People living alone during the pandemic typically stayed connected with other people virtually, but physically, they were alone. “Sometimes this sense of physical aloneness was distressing,” Klinenberg and Leigh found, “but in other instances, it was simply their state of being.” Some didn’t think that loneliness was unique to those living alone; they mentioned friends and relatives who were feeling lonely, even though they were living with other people.

Interestingly, one of the people the researchers quoted was a man in his sixties who had just lost his partner of more than 30 years. He missed their casual commentary on the TV shows they watched together and chatting over dinner. That person was not just living alone as a matter of course; he was alone after living with a romantic partner for decades.
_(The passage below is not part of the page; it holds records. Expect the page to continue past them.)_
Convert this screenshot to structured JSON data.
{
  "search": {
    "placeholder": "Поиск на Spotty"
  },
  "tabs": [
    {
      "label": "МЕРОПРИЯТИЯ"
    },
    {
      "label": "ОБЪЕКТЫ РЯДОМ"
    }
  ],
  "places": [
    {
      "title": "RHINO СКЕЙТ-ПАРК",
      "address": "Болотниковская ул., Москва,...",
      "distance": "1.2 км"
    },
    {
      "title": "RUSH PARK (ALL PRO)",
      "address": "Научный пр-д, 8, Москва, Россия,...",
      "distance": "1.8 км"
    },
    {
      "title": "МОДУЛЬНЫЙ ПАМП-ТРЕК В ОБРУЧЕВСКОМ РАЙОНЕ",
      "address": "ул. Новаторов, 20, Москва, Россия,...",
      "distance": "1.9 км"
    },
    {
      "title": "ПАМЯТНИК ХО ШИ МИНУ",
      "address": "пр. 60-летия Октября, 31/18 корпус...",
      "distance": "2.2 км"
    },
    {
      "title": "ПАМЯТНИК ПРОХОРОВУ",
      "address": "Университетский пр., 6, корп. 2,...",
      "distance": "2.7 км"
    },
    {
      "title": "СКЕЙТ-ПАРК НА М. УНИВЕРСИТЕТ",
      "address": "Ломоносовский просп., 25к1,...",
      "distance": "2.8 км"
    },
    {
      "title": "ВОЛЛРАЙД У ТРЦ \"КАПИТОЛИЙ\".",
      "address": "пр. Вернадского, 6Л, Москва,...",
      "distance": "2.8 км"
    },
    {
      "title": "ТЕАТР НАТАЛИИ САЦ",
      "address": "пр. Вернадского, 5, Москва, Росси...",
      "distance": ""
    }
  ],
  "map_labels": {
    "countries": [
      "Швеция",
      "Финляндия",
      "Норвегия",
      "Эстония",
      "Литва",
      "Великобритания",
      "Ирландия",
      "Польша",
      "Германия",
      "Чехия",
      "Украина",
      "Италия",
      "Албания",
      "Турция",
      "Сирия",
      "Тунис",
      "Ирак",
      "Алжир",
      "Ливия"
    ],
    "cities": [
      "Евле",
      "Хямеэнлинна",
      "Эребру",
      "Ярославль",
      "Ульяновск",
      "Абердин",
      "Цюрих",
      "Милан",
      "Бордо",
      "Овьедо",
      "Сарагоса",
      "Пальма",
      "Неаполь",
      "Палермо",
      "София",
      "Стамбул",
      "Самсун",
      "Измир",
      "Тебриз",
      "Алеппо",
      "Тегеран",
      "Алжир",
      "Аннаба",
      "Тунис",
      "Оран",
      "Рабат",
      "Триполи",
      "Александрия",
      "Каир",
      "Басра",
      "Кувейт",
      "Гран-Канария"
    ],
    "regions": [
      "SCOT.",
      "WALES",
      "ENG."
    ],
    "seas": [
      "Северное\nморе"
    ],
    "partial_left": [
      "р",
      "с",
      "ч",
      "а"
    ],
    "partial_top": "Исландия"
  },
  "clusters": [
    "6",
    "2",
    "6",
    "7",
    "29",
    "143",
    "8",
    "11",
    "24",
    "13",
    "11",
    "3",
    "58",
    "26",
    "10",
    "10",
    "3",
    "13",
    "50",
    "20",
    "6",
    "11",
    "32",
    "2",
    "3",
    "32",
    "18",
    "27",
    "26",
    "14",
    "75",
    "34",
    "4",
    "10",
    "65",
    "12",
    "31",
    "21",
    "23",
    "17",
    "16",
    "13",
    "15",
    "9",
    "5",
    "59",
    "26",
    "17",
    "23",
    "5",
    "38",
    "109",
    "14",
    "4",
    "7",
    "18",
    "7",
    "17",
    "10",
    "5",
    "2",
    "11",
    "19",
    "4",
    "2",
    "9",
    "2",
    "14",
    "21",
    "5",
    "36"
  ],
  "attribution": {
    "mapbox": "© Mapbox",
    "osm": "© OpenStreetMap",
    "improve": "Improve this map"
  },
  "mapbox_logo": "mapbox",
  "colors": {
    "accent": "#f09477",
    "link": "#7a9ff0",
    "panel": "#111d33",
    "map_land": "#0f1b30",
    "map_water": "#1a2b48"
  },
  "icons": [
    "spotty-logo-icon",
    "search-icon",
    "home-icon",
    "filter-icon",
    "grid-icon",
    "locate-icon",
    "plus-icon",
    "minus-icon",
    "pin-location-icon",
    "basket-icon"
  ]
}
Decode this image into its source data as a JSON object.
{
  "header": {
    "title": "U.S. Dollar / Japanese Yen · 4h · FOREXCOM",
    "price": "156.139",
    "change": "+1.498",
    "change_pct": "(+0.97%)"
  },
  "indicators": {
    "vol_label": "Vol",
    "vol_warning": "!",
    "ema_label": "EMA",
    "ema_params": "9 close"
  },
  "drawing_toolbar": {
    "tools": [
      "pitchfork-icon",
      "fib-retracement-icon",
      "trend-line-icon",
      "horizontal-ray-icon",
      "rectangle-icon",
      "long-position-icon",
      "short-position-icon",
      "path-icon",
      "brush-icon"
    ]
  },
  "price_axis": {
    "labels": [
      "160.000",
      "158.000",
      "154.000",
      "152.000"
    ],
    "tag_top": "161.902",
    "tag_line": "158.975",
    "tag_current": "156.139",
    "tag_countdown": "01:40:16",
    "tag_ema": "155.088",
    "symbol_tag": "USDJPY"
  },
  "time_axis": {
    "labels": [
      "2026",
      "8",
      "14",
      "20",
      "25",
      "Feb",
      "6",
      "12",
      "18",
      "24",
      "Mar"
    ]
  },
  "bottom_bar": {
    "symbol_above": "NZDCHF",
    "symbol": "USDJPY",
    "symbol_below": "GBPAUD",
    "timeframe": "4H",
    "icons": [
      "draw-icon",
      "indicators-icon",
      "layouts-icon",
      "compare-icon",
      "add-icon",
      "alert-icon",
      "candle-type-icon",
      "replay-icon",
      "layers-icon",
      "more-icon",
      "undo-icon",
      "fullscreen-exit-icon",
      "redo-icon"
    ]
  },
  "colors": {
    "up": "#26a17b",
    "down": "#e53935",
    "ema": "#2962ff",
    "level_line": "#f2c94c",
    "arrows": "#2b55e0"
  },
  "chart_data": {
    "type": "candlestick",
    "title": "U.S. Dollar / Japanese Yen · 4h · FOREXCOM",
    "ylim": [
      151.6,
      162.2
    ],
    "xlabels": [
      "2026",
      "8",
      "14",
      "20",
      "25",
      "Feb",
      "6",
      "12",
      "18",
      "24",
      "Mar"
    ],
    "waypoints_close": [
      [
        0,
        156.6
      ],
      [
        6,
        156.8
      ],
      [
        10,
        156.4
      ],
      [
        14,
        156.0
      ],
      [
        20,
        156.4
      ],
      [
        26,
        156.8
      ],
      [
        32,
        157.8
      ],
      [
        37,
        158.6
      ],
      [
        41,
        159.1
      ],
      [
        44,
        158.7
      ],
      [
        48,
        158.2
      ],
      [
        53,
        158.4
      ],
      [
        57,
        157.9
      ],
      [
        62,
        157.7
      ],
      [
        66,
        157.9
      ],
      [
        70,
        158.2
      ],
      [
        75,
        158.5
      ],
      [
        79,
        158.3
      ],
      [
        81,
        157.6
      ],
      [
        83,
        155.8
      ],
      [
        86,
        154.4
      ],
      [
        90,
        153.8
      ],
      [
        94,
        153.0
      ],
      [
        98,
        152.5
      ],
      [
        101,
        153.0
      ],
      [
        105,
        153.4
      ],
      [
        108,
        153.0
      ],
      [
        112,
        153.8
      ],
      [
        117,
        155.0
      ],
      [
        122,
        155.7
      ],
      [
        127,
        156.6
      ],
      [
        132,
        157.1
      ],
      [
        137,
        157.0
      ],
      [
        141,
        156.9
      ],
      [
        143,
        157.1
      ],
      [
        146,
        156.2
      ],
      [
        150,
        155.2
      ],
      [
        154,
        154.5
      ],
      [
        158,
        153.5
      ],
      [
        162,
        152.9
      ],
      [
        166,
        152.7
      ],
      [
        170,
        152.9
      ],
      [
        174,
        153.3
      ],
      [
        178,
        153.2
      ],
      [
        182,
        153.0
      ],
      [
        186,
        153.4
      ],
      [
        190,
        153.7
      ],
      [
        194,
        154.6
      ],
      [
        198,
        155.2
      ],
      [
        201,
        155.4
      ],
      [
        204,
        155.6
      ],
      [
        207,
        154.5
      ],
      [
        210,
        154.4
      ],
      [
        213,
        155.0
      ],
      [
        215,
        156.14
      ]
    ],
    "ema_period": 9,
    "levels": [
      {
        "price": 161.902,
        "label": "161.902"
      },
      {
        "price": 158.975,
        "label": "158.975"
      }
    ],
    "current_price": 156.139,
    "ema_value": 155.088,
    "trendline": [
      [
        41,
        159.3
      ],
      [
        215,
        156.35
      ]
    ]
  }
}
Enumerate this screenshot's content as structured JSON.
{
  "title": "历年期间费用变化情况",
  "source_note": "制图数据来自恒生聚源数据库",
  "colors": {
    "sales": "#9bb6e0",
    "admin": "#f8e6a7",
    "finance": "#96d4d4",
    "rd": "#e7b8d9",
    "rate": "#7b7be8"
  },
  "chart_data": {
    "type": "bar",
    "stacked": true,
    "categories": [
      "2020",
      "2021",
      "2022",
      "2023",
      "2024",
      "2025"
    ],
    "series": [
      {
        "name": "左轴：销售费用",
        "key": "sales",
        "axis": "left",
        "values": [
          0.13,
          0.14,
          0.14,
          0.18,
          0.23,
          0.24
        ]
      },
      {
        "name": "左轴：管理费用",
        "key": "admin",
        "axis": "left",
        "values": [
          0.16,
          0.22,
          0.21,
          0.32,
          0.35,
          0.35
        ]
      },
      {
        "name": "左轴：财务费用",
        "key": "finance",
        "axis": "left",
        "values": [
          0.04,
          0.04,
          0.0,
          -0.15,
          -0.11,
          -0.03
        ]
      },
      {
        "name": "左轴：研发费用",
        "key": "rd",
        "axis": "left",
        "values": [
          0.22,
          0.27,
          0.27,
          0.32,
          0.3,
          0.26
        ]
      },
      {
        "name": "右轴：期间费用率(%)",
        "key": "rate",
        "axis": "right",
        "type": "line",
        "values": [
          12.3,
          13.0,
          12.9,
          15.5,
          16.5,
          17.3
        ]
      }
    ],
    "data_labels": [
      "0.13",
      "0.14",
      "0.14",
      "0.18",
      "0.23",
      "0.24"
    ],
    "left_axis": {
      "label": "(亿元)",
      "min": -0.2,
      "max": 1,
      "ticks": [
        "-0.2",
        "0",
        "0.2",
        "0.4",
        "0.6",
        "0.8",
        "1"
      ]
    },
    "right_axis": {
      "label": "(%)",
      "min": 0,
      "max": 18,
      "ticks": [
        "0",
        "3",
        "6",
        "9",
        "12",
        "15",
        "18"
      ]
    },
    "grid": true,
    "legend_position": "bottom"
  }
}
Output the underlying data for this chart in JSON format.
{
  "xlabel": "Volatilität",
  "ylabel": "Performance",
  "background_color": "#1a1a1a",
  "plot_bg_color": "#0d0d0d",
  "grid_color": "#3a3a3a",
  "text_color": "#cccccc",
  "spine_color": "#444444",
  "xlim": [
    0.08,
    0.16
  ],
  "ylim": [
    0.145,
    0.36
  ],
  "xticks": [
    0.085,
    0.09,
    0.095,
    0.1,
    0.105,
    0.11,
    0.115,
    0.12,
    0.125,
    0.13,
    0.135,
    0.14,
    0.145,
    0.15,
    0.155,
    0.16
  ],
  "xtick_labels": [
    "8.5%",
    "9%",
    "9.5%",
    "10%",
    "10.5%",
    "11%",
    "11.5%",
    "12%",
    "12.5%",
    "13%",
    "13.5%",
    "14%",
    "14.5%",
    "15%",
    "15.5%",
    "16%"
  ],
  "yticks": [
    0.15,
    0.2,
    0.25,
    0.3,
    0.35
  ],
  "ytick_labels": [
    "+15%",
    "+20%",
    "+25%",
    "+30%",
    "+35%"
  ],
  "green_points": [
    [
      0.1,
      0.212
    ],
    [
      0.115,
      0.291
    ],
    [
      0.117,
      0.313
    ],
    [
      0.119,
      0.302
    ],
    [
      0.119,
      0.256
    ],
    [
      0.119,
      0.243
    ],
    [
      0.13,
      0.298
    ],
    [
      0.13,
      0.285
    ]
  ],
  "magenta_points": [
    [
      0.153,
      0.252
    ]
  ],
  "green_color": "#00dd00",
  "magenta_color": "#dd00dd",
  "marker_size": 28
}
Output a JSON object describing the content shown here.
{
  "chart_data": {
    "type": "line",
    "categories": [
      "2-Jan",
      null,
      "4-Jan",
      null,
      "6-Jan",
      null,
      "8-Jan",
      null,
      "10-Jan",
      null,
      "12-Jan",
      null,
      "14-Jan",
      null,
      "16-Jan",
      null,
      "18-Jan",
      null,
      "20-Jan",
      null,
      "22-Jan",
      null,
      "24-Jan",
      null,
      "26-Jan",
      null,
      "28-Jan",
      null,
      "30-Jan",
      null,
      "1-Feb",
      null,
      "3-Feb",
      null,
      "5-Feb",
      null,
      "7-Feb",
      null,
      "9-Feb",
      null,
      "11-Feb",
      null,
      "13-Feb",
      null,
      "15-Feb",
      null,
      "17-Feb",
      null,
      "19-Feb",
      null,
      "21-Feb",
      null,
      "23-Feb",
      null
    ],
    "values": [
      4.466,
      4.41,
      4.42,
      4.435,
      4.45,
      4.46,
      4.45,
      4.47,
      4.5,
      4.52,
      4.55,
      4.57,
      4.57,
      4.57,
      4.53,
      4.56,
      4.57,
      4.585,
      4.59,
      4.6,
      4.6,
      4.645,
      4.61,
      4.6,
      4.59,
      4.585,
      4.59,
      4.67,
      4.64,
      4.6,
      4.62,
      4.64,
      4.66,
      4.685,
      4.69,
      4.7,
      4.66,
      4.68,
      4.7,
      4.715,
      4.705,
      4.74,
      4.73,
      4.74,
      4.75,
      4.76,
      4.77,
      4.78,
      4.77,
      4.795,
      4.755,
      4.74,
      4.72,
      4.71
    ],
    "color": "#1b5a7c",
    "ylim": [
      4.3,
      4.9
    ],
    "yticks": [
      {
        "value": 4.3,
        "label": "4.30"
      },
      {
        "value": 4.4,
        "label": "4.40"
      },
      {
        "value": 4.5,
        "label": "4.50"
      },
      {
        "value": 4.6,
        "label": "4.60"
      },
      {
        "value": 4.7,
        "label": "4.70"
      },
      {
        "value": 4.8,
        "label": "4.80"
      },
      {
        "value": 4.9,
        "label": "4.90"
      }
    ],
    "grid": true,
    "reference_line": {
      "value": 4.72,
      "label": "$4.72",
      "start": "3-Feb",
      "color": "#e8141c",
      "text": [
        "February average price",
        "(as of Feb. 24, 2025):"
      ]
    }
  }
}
People who are Single at Heart and who live alone are less likely to experience distress about being physically alone, even during a pandemic. They love being single, and one of the things they love about it is the opportunities it offers to have time and space to themselves. They are far more likely to savor their solitude than to feel lonely when they are alone.

Newfound Confidence

The people living alone during the pandemic in 2020 may have felt abandoned by the people in power, they may have missed seeing people when they were out and about, they may have missed physical touch, and they may have had other challenges, too. Yet, Klinenberg and Leigh reported, “several interviewees discovered newfound confidence in themselves through navigating the uncertain early months of the pandemic alone. . . being able to successfully cope with the personal and logistical challenges of living alone became a source of strength.”

This post was adapted from a column published at Unmarried Equality, with the organization’s permission. The opinions expressed are my own.